David’s life is exemplary throughout his childhood and early adulthood. He trusts God to defend His people when fighting the giant Goliath (1 Sa 17). He trusts God to give him the kingship in His timing rather than take matters into his own hands by killing Saul (1 Sa 19, 1 Sa 24). In a beautiful culmination of his intimate relationship with God, David promises to build a house for God, and in turn, God promises to build an eternal house for David and his descendants (2 Sa 7). It is surprising, then, that soon after this exchange, David becomes an adulterer and a murderer.
Although David’s actions concerning Bathsheba are unique, his fondness for women is not. Scripture clearly states that God intended for one man and one woman to unite in marriage (Ge 2:24), but within several generations of creation, God’s people distorted His vision through polygamy (Ge 4:19). David was a polygamist, and by the time he saw Bathsheba he already had at least six wives (1 Sa 25:44, 2 Sa 3:2-5). It seems, then, that David had a weakness for women.
In addition to his lack of sexual self-control, David became complacent once he was established as king. He sent his commander and army into battle without him (2 Sa 11:1) even though his rightful place was at the head of his army. It would not be surprising if he had internalized the perks of kingship, assuming that as king he could do whatever he liked. When he saw Bathsheba bathing, he used his power as king to bring her to his bed (2 Sa 11:2-5). It seems he had no concern for her beyond using her once and sending her home, but things became complicated when Bathsheba announced she was pregnant.

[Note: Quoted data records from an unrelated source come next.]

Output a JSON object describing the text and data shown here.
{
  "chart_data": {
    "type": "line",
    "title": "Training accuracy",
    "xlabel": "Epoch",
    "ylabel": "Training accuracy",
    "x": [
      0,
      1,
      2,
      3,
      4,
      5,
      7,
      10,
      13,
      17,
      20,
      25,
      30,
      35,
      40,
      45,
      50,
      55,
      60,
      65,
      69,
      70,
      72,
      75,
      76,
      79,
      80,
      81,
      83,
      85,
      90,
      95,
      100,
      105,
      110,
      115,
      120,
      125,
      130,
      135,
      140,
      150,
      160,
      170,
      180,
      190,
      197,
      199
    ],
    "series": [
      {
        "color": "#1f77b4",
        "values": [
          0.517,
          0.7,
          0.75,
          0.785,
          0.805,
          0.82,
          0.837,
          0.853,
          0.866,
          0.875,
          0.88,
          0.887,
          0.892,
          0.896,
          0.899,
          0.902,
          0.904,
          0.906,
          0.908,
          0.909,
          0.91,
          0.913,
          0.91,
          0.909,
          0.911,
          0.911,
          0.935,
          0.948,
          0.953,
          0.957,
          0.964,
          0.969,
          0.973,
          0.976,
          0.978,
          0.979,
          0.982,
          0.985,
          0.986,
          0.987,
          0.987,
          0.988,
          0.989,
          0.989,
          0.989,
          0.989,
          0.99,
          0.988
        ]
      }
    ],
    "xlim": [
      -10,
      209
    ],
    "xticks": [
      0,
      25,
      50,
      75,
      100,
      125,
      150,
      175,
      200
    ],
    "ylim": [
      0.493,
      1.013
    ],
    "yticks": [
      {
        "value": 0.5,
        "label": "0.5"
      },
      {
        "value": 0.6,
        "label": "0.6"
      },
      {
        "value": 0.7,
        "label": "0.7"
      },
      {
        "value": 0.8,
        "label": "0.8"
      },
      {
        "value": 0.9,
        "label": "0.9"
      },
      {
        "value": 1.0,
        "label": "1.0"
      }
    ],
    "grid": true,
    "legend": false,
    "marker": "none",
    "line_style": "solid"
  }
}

Here David becomes a murderer as well as an adulterer. In an effort to fix everything, he arranges for Uriah to come home to his wife so that the baby can be assumed legitimate (2 Sa 11:6-8). Uriah, unlike the king, understood his duty to the warfront, and would not sleep with his wife. When a second plea would not convince Uriah to go home (2 Sa 11:10-13), David became desperate. Perhaps David knew that he had acted unlike himself in sleeping with Bathsheba; knowing he had sinned, he became blind to consequences in his effort to pretend it hadn’t happened. Regardless of his emotional motivations, David sent word to his army commander to make sure Uriah died in battle (2 Sa 11:14-15). With Uriah dead, David brought Bathsheba into his palace as his wife (2 Sa 11:26-27). Were it not for Nathan’s prophetic intervention (2 Sa 12:1-14), David might have convinced himself that all had been made right.
David is obviously culpable, but what of Bathsheba? Some have insisted that she deliberately bathed in plain sight, knowing that David would pass by and see her. There is no textual support for this claim, and it sounds like a sad attempt to defend David’s honor. In fact, there is little evidence that Bathsheba would have anything to gain by seducing the king other than bragging rights. If she hadn’t become pregnant, she would have been sent back to her house permanently. Motivations can be argued all day, but the fact remains that the Bible is silent on Bathsheba’s thoughts throughout the whole ordeal. This silence is actually telling, since Scripture often records women’s stories in important matters, whether or not they act negatively or positively. Within the Samuel narratives, Michal’s disdain for David’s exuberance is explained (2 Sa 6:16, 20-23) and Hannah’s desperation for a child is told in detail (1 Sa 1:1-2:11). If Bathsheba had been an active participant in the adultery and murder, it seems as though Scripture’s precedent would be to mention it. Since instead there is silence, the logical conclusion is to assume she was a victim of David’s lust.